To describe the experience in a word would best be articulated by “anticipation.” That is precisely what earlier religious settlers to the New World were experiencing with every crashing sound of the Atlantic against the hull of their ship and their dreams—dreams that were embodied in a hope to live their lives and practice their religion as they pleased. As their ships progressed further out to sea and land became a distant memory, they had only the warmth of their dreams to brave the cold of fear all around them.
And so it has progressed onward in the hearts of all those who have sought to establish their lives in this land we call America. The dream to live out one’s life and practice one’s religion (or personal life philosophy) has lead many to the coastline of the United States. America’s revolution would begin from that same dream—it would kindle hope and foster dreams that would brave the most serious of uncertainties and fears. Our Founding Mothers and Fathers of this country were inspired by personal freedom and what Thomas Jefferson wrote as, “the pursuit of happiness” when they braved the cold fear of confronting the British Empire with the anticipation of independence.
Decades after America’s declaration to the world of her independence, Italian, Polish, and Irish immigrants would embark on a journey analogous to that of the Puritans and Quakers before them. These ethnic groups (among others) were motivated by joy and anticipation of the hope of living a life of “better tomorrows.” For some making the decision to leave their homeland for America, it might have been the Torch of Liberty that kindled the flame of hope in their hearts and gave them a glimpse of promise. That Torch would soon emblazon their dreams of prosperity in the land that lay before them, their convictions would be tested by trials and disappointment. Promise would come generations later, built from the sacrifice of those who confronted fears and disappointment with optimism and perseverance.
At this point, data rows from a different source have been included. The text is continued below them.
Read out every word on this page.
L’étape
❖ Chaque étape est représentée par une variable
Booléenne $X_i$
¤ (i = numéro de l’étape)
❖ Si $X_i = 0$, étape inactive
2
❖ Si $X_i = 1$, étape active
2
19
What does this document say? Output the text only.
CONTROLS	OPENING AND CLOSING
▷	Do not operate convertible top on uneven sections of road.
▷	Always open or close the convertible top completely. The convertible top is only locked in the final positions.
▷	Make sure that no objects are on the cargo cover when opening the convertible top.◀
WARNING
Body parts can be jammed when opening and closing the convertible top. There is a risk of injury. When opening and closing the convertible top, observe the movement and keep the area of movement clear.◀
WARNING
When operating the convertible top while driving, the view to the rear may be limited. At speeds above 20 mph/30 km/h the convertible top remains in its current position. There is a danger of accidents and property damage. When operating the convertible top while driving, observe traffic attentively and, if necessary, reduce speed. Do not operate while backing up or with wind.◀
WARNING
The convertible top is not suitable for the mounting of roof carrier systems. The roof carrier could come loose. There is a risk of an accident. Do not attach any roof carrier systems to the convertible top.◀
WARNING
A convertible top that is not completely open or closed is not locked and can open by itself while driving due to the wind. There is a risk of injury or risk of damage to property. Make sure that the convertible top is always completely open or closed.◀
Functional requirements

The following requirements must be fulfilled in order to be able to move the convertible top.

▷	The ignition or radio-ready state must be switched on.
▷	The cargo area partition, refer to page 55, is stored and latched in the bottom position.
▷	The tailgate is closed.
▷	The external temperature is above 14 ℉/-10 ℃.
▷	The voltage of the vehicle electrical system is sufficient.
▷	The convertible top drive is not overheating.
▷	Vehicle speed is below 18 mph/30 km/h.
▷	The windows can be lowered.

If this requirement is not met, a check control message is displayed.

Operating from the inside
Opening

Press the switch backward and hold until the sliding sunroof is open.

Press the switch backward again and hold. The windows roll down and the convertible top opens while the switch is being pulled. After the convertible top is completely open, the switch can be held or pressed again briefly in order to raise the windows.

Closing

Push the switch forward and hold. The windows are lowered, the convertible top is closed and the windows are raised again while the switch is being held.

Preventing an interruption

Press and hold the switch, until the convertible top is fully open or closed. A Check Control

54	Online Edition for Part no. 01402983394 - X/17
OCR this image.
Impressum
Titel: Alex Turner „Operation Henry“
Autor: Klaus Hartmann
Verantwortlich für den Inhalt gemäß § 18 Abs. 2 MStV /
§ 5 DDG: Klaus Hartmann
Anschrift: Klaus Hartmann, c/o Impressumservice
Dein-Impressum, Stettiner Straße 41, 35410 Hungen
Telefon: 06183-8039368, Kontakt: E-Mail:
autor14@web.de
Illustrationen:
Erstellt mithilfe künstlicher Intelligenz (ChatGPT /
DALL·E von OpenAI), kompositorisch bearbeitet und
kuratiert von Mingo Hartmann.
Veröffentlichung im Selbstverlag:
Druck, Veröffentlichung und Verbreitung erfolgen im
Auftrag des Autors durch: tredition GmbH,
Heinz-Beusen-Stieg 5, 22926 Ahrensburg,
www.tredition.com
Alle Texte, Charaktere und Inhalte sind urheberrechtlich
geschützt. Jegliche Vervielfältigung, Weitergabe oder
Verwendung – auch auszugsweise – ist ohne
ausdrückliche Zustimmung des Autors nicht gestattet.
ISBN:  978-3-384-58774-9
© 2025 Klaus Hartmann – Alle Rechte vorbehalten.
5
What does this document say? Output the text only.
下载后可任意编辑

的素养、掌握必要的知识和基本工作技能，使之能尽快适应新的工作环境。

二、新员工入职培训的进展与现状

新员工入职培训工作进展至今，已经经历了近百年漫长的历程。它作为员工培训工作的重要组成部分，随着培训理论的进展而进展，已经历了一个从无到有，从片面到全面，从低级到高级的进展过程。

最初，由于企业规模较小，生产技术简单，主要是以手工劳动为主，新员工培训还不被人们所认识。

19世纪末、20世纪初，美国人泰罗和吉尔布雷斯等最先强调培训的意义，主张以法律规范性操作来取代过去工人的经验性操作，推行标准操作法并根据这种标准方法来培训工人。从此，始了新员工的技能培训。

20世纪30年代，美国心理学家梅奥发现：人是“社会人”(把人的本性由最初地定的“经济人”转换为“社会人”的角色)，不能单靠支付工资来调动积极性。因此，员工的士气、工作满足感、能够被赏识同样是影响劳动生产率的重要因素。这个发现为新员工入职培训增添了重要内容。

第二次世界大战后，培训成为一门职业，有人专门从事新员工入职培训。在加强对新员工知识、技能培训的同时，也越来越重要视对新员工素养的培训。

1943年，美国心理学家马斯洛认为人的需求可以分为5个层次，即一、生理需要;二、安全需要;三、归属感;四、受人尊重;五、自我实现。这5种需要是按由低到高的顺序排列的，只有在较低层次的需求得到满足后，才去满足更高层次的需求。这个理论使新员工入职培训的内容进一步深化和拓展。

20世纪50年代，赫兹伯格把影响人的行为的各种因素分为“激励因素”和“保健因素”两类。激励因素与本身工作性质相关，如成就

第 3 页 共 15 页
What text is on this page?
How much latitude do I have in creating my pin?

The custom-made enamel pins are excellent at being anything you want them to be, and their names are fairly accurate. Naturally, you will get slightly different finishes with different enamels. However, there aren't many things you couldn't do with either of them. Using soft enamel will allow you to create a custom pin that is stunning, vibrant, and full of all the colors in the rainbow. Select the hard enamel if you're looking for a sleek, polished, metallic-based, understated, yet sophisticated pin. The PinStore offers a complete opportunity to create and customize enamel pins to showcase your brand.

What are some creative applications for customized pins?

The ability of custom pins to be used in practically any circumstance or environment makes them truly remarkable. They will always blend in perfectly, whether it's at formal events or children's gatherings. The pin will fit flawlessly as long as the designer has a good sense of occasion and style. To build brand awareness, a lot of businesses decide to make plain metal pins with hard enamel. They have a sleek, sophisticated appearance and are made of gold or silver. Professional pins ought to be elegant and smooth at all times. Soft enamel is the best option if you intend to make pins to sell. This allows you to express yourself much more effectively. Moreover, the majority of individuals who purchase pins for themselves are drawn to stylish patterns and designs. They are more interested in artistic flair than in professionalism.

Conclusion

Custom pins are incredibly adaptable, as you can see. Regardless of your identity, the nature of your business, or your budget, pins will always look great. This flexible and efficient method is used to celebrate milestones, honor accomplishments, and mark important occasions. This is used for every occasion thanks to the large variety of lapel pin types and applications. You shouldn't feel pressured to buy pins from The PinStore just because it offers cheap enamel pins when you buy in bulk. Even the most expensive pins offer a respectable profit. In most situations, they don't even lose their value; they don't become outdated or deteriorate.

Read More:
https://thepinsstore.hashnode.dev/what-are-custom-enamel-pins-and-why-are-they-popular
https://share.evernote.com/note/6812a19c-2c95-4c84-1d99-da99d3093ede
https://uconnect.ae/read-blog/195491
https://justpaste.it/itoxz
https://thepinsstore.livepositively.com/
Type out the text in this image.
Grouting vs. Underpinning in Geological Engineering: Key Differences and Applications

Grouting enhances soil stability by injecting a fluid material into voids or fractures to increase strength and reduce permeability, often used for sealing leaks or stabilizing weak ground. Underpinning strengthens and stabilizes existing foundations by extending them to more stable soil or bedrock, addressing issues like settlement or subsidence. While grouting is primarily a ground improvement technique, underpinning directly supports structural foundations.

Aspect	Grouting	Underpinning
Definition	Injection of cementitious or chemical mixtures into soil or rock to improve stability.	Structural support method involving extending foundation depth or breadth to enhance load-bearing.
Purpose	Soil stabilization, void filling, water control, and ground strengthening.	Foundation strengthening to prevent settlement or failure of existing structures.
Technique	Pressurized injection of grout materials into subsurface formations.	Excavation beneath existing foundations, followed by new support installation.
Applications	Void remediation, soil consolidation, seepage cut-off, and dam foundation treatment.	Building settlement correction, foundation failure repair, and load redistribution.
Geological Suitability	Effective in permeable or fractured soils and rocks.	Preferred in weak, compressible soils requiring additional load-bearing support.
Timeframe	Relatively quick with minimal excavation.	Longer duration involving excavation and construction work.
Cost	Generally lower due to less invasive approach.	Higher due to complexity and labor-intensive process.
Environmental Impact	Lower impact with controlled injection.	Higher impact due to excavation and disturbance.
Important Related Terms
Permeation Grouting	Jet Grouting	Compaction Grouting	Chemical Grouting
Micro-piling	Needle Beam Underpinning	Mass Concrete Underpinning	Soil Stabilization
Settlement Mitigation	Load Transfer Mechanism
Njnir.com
As Adventist Christians, hoping for a better tomorrow is not uncommon in our Adventist experience. To some degree our founders shared much of the same feelings of hope and desires for a better tomorrow. Their hope was not in temporal geography, but that of Heaven itself. Their better tomorrow involved the Messiah Jesus returning in triumphant glory bringing liberty and prosperity to all for all of eternity. Much like the religious settlers of early American history, the Founders of America, the immigrants that continue to “brave the storm of fears” to come to this land of promise, our Adventist pioneers faced disappointment, indeed a Great Disappointment.
When one reflects upon our common past we are confronted with disappointment at what might have been. For those religious settlers of the 1600s might have come to the New World to find religious tolerance they would sadly project the same intolerance they experienced toward those who would settle after them and those already living in Mesoamerica. Our nation’s Founders might have fought for ideals of freedom and liberty for white, Protestant, males, yet for Catholics, women, Native Americans, and black slaves those ideals would take some time to be actualized. Immigrants to America hoped for a better tomorrow, and for some their social standing was improved, however for the overwhelming majority the stark reality of prejudice and social stratification was all too real a reminder of the walls of separation that needed to be overcome.
Similarly for early Advent believers, there was a palpable sense of having been fooled by their hopes and lead astray by their dreams. Such an experience is common when hopes and dreams confront a challenging reality of fears and disappointments. However, rather than allow these fears to silence our hopes or permit disappointments to squelch our dreams the history of humanity has demonstrated that the human spirit strives to persevere. It is in that sense of perseverance, of dreaming of a better tomorrow, that the Society of Friends established Pennsylvania, the early Revolutionary leaders choose to unite thirteen colonies of the British Empire and proclaim their independence, immigrants concurred their worries and made the decision to come to America, and it is that same sense of perseverance in the face of disappointment that guided saddened members of the Advent movement to establish the Seventh-day Adventist Church.
It is upon the sacrifices and accomplishments of those that have come before us that we, too, declare our independence from fear and disappointment—together we celebrate all those individual “founding mothers and fathers” in our own lives and families that have sacrificed to lead us where we are today. On this Independence Day we celebrate not only the birth of a nation as Americans but also as Adventist Christians, the freedom and independence we have from sin and the snares of Satan. As chosen, loved, and redeemed Children of God we proclaim our independence as our declaration unto the whole world until the return of our Lord, Jesus Christ.
May the grace of our God be with us on this Independence Day. God bless.